Additionally, I submit, this court should hold that Rogers is not only liable individually but also, that, by his conduct, Rogers bound his co-defendants Marshall and Taylor, who, after the institution of this action, disclosed themselves to be his partners.
Section 33-41-350, South Carolina Code of Laws, 1976, is as follows:
When, by any wrongful act or omission of any partner acting in the ordinary course of the business of the partnership or with the authority of his copartners, loss or *541injury is cause to any person, not being a partner in the partnership, or any penalty is incurred, the partnership is liable therefor to the same extent as the partner so acting or omitting to act.
Section 33-41-370(1) South Carolina Code of Laws, 1976, is as follows:
All partners are liable: (1) Jointly and severally for everything chargeable to the partnership under §§ 33-41-350 and 33-41-360. (Emphasis ours.)
A breach of contract is considered a “wrongful act” in contract law. Matter of Chiappinelli-Marx, Inc., 32 Misc. (2d) 621, 223 N.Y.S. (2d) 943 (1961). Additionally, the quoted misrepresentations by Colonel Rogers are obviously wrongful acts.
Thus, I submit, Colonel Rogers bound his newly disclosed partners by his wrongful acts which injured Mr. Broom.

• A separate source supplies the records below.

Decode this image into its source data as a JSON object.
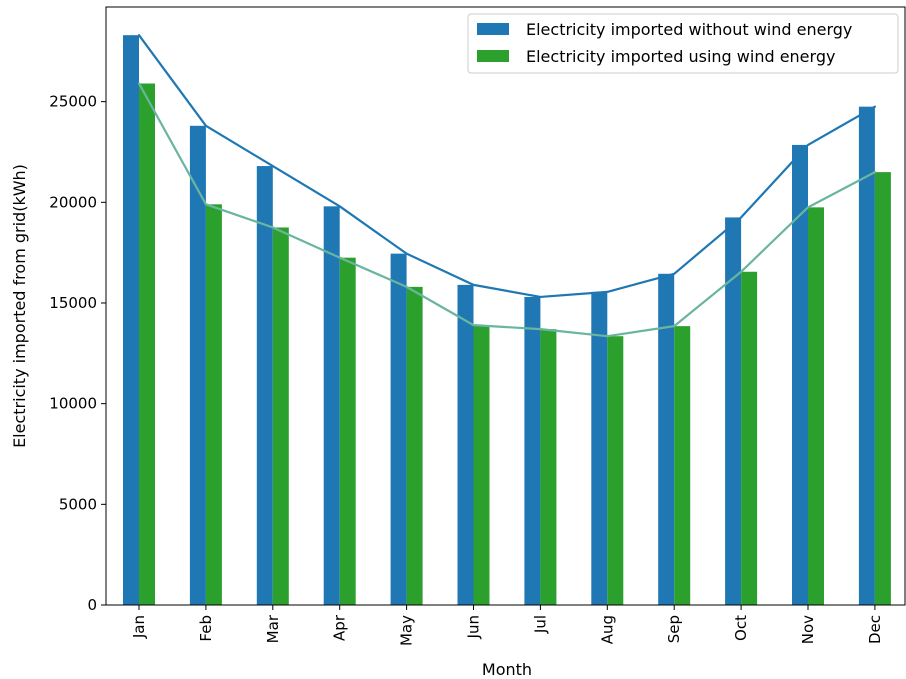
{
  "chart_data": {
    "type": "bar",
    "title": "",
    "xlabel": "Month",
    "ylabel": "Electricity imported from grid(kWh)",
    "categories": [
      "Jan",
      "Feb",
      "Mar",
      "Apr",
      "May",
      "Jun",
      "Jul",
      "Aug",
      "Sep",
      "Oct",
      "Nov",
      "Dec"
    ],
    "series": [
      {
        "name": "Electricity imported without wind energy",
        "color": "#1f77b4",
        "line_color": "#1f77b4",
        "values": [
          28300,
          23800,
          21800,
          19800,
          17450,
          15900,
          15300,
          15550,
          16450,
          19250,
          22850,
          24750
        ]
      },
      {
        "name": "Electricity imported using wind energy",
        "color": "#2ca02c",
        "line_color": "#6ab5a0",
        "values": [
          25900,
          19900,
          18750,
          17250,
          15800,
          13900,
          13700,
          13350,
          13850,
          16550,
          19750,
          21500
        ]
      }
    ],
    "ylim": [
      0,
      29700
    ],
    "yticks": [
      0,
      5000,
      10000,
      15000,
      20000,
      25000
    ],
    "legend": "top-right",
    "grid": false
  }
}
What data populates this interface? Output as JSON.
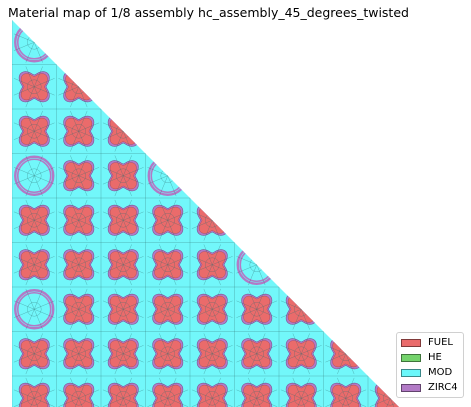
{
  "title": "Material map of 1/8 assembly hc_assembly_45_degrees_twisted",
  "materials": [
    {
      "name": "FUEL",
      "color": "#ea6b6b"
    },
    {
      "name": "HE",
      "color": "#74d36c"
    },
    {
      "name": "MOD",
      "color": "#6af7fa"
    },
    {
      "name": "ZIRC4",
      "color": "#b27ac6"
    }
  ],
  "lattice": {
    "cells_per_side": 9,
    "layout": [
      "G",
      "PP",
      "PPP",
      "GPPG",
      "PPPPP",
      "PPPPPG",
      "GPPPPPP",
      "PPPPPPPP",
      "PPPPPPPPP"
    ]
  },
  "legend_position": "lower-right"
}
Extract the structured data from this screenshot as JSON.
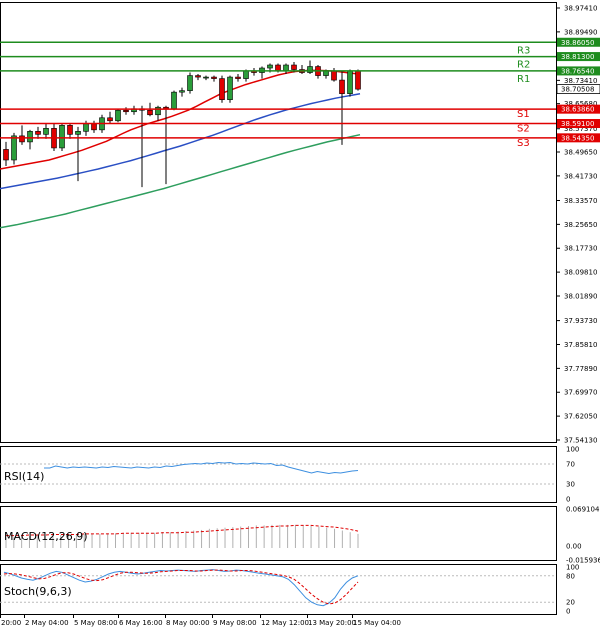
{
  "chart_data": {
    "type": "candlestick",
    "main": {
      "y_ticks": [
        "38.97410",
        "38.89490",
        "38.81300",
        "38.73410",
        "38.65680",
        "38.57370",
        "38.49650",
        "38.41730",
        "38.33570",
        "38.25650",
        "38.17730",
        "38.09810",
        "38.01890",
        "37.93730",
        "37.85810",
        "37.77890",
        "37.69970",
        "37.62050",
        "37.54130"
      ],
      "ylim": [
        37.5413,
        38.9741
      ],
      "levels": [
        {
          "name": "R3",
          "value": 38.8605,
          "label": "38.86050",
          "color": "#1e8c1e"
        },
        {
          "name": "R2",
          "value": 38.813,
          "label": "38.81300",
          "color": "#1e8c1e"
        },
        {
          "name": "R1",
          "value": 38.7654,
          "label": "38.76540",
          "color": "#1e8c1e"
        },
        {
          "name": "S1",
          "value": 38.6386,
          "label": "38.63860",
          "color": "#e00000"
        },
        {
          "name": "S2",
          "value": 38.591,
          "label": "38.59100",
          "color": "#e00000"
        },
        {
          "name": "S3",
          "value": 38.5435,
          "label": "38.54350",
          "color": "#e00000"
        }
      ],
      "current_price": {
        "value": 38.7051,
        "label": "38.70508"
      },
      "candles": [
        {
          "o": 38.505,
          "h": 38.53,
          "l": 38.45,
          "c": 38.47
        },
        {
          "o": 38.47,
          "h": 38.56,
          "l": 38.455,
          "c": 38.55
        },
        {
          "o": 38.55,
          "h": 38.585,
          "l": 38.52,
          "c": 38.53
        },
        {
          "o": 38.53,
          "h": 38.57,
          "l": 38.505,
          "c": 38.565
        },
        {
          "o": 38.565,
          "h": 38.58,
          "l": 38.54,
          "c": 38.555
        },
        {
          "o": 38.555,
          "h": 38.59,
          "l": 38.54,
          "c": 38.575
        },
        {
          "o": 38.575,
          "h": 38.59,
          "l": 38.5,
          "c": 38.51
        },
        {
          "o": 38.51,
          "h": 38.59,
          "l": 38.5,
          "c": 38.585
        },
        {
          "o": 38.585,
          "h": 38.59,
          "l": 38.54,
          "c": 38.555
        },
        {
          "o": 38.555,
          "h": 38.58,
          "l": 38.4,
          "c": 38.565
        },
        {
          "o": 38.565,
          "h": 38.6,
          "l": 38.55,
          "c": 38.59
        },
        {
          "o": 38.59,
          "h": 38.6,
          "l": 38.56,
          "c": 38.57
        },
        {
          "o": 38.57,
          "h": 38.62,
          "l": 38.56,
          "c": 38.61
        },
        {
          "o": 38.61,
          "h": 38.63,
          "l": 38.59,
          "c": 38.6
        },
        {
          "o": 38.6,
          "h": 38.64,
          "l": 38.595,
          "c": 38.635
        },
        {
          "o": 38.635,
          "h": 38.645,
          "l": 38.62,
          "c": 38.63
        },
        {
          "o": 38.63,
          "h": 38.65,
          "l": 38.62,
          "c": 38.64
        },
        {
          "o": 38.64,
          "h": 38.65,
          "l": 38.38,
          "c": 38.635
        },
        {
          "o": 38.635,
          "h": 38.66,
          "l": 38.615,
          "c": 38.62
        },
        {
          "o": 38.62,
          "h": 38.65,
          "l": 38.6,
          "c": 38.645
        },
        {
          "o": 38.645,
          "h": 38.65,
          "l": 38.39,
          "c": 38.64
        },
        {
          "o": 38.64,
          "h": 38.7,
          "l": 38.635,
          "c": 38.695
        },
        {
          "o": 38.695,
          "h": 38.71,
          "l": 38.68,
          "c": 38.7
        },
        {
          "o": 38.7,
          "h": 38.76,
          "l": 38.69,
          "c": 38.75
        },
        {
          "o": 38.75,
          "h": 38.755,
          "l": 38.735,
          "c": 38.745
        },
        {
          "o": 38.745,
          "h": 38.75,
          "l": 38.735,
          "c": 38.745
        },
        {
          "o": 38.745,
          "h": 38.75,
          "l": 38.73,
          "c": 38.74
        },
        {
          "o": 38.74,
          "h": 38.75,
          "l": 38.66,
          "c": 38.67
        },
        {
          "o": 38.67,
          "h": 38.75,
          "l": 38.66,
          "c": 38.745
        },
        {
          "o": 38.745,
          "h": 38.755,
          "l": 38.73,
          "c": 38.74
        },
        {
          "o": 38.74,
          "h": 38.77,
          "l": 38.73,
          "c": 38.765
        },
        {
          "o": 38.765,
          "h": 38.775,
          "l": 38.75,
          "c": 38.76
        },
        {
          "o": 38.76,
          "h": 38.78,
          "l": 38.74,
          "c": 38.775
        },
        {
          "o": 38.775,
          "h": 38.79,
          "l": 38.76,
          "c": 38.785
        },
        {
          "o": 38.785,
          "h": 38.79,
          "l": 38.76,
          "c": 38.765
        },
        {
          "o": 38.765,
          "h": 38.79,
          "l": 38.755,
          "c": 38.785
        },
        {
          "o": 38.785,
          "h": 38.795,
          "l": 38.76,
          "c": 38.77
        },
        {
          "o": 38.77,
          "h": 38.785,
          "l": 38.755,
          "c": 38.76
        },
        {
          "o": 38.76,
          "h": 38.8,
          "l": 38.755,
          "c": 38.78
        },
        {
          "o": 38.78,
          "h": 38.785,
          "l": 38.74,
          "c": 38.75
        },
        {
          "o": 38.75,
          "h": 38.77,
          "l": 38.74,
          "c": 38.765
        },
        {
          "o": 38.765,
          "h": 38.775,
          "l": 38.73,
          "c": 38.735
        },
        {
          "o": 38.735,
          "h": 38.765,
          "l": 38.52,
          "c": 38.69
        },
        {
          "o": 38.69,
          "h": 38.77,
          "l": 38.68,
          "c": 38.765
        },
        {
          "o": 38.765,
          "h": 38.77,
          "l": 38.7,
          "c": 38.705
        }
      ],
      "ma_red": [
        38.44,
        38.445,
        38.45,
        38.455,
        38.46,
        38.465,
        38.47,
        38.478,
        38.486,
        38.494,
        38.502,
        38.512,
        38.522,
        38.532,
        38.545,
        38.558,
        38.57,
        38.58,
        38.59,
        38.598,
        38.606,
        38.615,
        38.625,
        38.635,
        38.648,
        38.662,
        38.676,
        38.69,
        38.7,
        38.71,
        38.72,
        38.728,
        38.736,
        38.744,
        38.752,
        38.758,
        38.763,
        38.766,
        38.767,
        38.767,
        38.766,
        38.764,
        38.761,
        38.758,
        38.755
      ],
      "ma_blue": [
        38.375,
        38.38,
        38.385,
        38.39,
        38.395,
        38.4,
        38.405,
        38.41,
        38.416,
        38.422,
        38.428,
        38.434,
        38.44,
        38.447,
        38.454,
        38.461,
        38.468,
        38.476,
        38.484,
        38.492,
        38.5,
        38.508,
        38.516,
        38.525,
        38.534,
        38.543,
        38.552,
        38.562,
        38.572,
        38.582,
        38.592,
        38.602,
        38.611,
        38.62,
        38.628,
        38.636,
        38.643,
        38.65,
        38.657,
        38.663,
        38.669,
        38.675,
        38.68,
        38.685,
        38.69
      ],
      "ma_green": [
        38.245,
        38.25,
        38.255,
        38.261,
        38.267,
        38.273,
        38.279,
        38.285,
        38.291,
        38.298,
        38.305,
        38.312,
        38.319,
        38.326,
        38.333,
        38.34,
        38.347,
        38.354,
        38.361,
        38.368,
        38.375,
        38.383,
        38.391,
        38.399,
        38.407,
        38.415,
        38.423,
        38.431,
        38.439,
        38.447,
        38.455,
        38.463,
        38.471,
        38.479,
        38.487,
        38.495,
        38.502,
        38.509,
        38.516,
        38.523,
        38.53,
        38.536,
        38.542,
        38.548,
        38.554
      ]
    },
    "x_ticks": [
      "20:00",
      "2 May 04:00",
      "5 May 08:00",
      "6 May 16:00",
      "8 May 00:00",
      "9 May 08:00",
      "12 May 12:00",
      "13 May 20:00",
      "15 May 04:00"
    ],
    "rsi": {
      "title": "RSI(14)",
      "y_ticks": [
        "100",
        "70",
        "30",
        "0"
      ],
      "ylim": [
        0,
        100
      ],
      "levels": [
        70,
        30
      ],
      "values": [
        62,
        62,
        66,
        64,
        62,
        64,
        63,
        64,
        63,
        62,
        64,
        63,
        65,
        64,
        63,
        62,
        64,
        63,
        62,
        64,
        63,
        66,
        65,
        67,
        69,
        70,
        71,
        70,
        72,
        71,
        73,
        72,
        73,
        70,
        71,
        70,
        72,
        71,
        70,
        71,
        67,
        68,
        64,
        61,
        58,
        55,
        52,
        55,
        53,
        51,
        53,
        52,
        54,
        56,
        57
      ]
    },
    "macd": {
      "title": "MACD(12,26,9)",
      "y_ticks": [
        "0.069104",
        "0.00",
        "-0.015936"
      ],
      "ylim": [
        -0.015936,
        0.069104
      ],
      "histogram": [
        0.018,
        0.019,
        0.02,
        0.021,
        0.022,
        0.022,
        0.023,
        0.023,
        0.024,
        0.024,
        0.025,
        0.025,
        0.025,
        0.026,
        0.026,
        0.026,
        0.027,
        0.027,
        0.027,
        0.027,
        0.028,
        0.028,
        0.029,
        0.03,
        0.031,
        0.032,
        0.034,
        0.035,
        0.036,
        0.037,
        0.038,
        0.039,
        0.04,
        0.04,
        0.041,
        0.041,
        0.041,
        0.041,
        0.04,
        0.039,
        0.038,
        0.036,
        0.034,
        0.031,
        0.028,
        0.025
      ],
      "signal": [
        0.022,
        0.022,
        0.022,
        0.023,
        0.023,
        0.023,
        0.024,
        0.024,
        0.024,
        0.024,
        0.025,
        0.025,
        0.025,
        0.025,
        0.025,
        0.026,
        0.026,
        0.026,
        0.026,
        0.026,
        0.027,
        0.027,
        0.027,
        0.028,
        0.028,
        0.029,
        0.03,
        0.031,
        0.032,
        0.033,
        0.034,
        0.035,
        0.036,
        0.037,
        0.038,
        0.039,
        0.039,
        0.04,
        0.04,
        0.04,
        0.039,
        0.038,
        0.037,
        0.035,
        0.033,
        0.03
      ]
    },
    "stoch": {
      "title": "Stoch(9,6,3)",
      "y_ticks": [
        "100",
        "80",
        "20",
        "0"
      ],
      "ylim": [
        0,
        100
      ],
      "levels": [
        80,
        20
      ],
      "k": [
        88,
        85,
        80,
        75,
        72,
        70,
        74,
        80,
        86,
        90,
        88,
        82,
        76,
        70,
        66,
        68,
        72,
        78,
        84,
        88,
        90,
        88,
        86,
        84,
        86,
        88,
        90,
        92,
        91,
        92,
        93,
        92,
        91,
        90,
        92,
        93,
        94,
        92,
        90,
        91,
        93,
        92,
        90,
        88,
        86,
        84,
        82,
        80,
        78,
        72,
        60,
        45,
        30,
        20,
        14,
        12,
        18,
        30,
        50,
        65,
        75,
        80
      ],
      "d": [
        84,
        85,
        84,
        82,
        79,
        76,
        73,
        74,
        78,
        83,
        87,
        87,
        84,
        79,
        74,
        70,
        69,
        71,
        76,
        81,
        86,
        88,
        88,
        87,
        86,
        86,
        87,
        89,
        90,
        91,
        92,
        92,
        92,
        91,
        91,
        92,
        93,
        93,
        92,
        91,
        91,
        92,
        92,
        91,
        89,
        87,
        85,
        83,
        81,
        78,
        72,
        62,
        50,
        38,
        28,
        20,
        16,
        18,
        26,
        38,
        52,
        66
      ]
    }
  }
}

The writer of this opinion is deeply concerned that Mr. Broom invested his life savings in the subject house. The jury found that he had suffered $30,000 damages. Whether Mr. Broom dealt with a partnership is the very issue made by the pleadings, submitted to the jury and resolved by the jury in favor of Mr. Broom. I would not divest the jury of their prerogative in deciding this issue of fact.
I would affirm.
As the house was being constructed, Mr. Broom and his lending institution made all checks payable to Columbia Architectural Group, Inc. (originally a defendant in this case). These checks, amounting to fifty odd thousands of dollars, were accepted by Colonel Rogers.
Prom an affidavit attached to this complaint, the majority opinion draws strained conclusions. In the affidavit, Mr. Broom uses the word “partners,” clearly meaning associates. He filed the complaint against C.A.G. Investment, Inc. and in the attached affidavit referred to the supposed owners of the corporation as partners.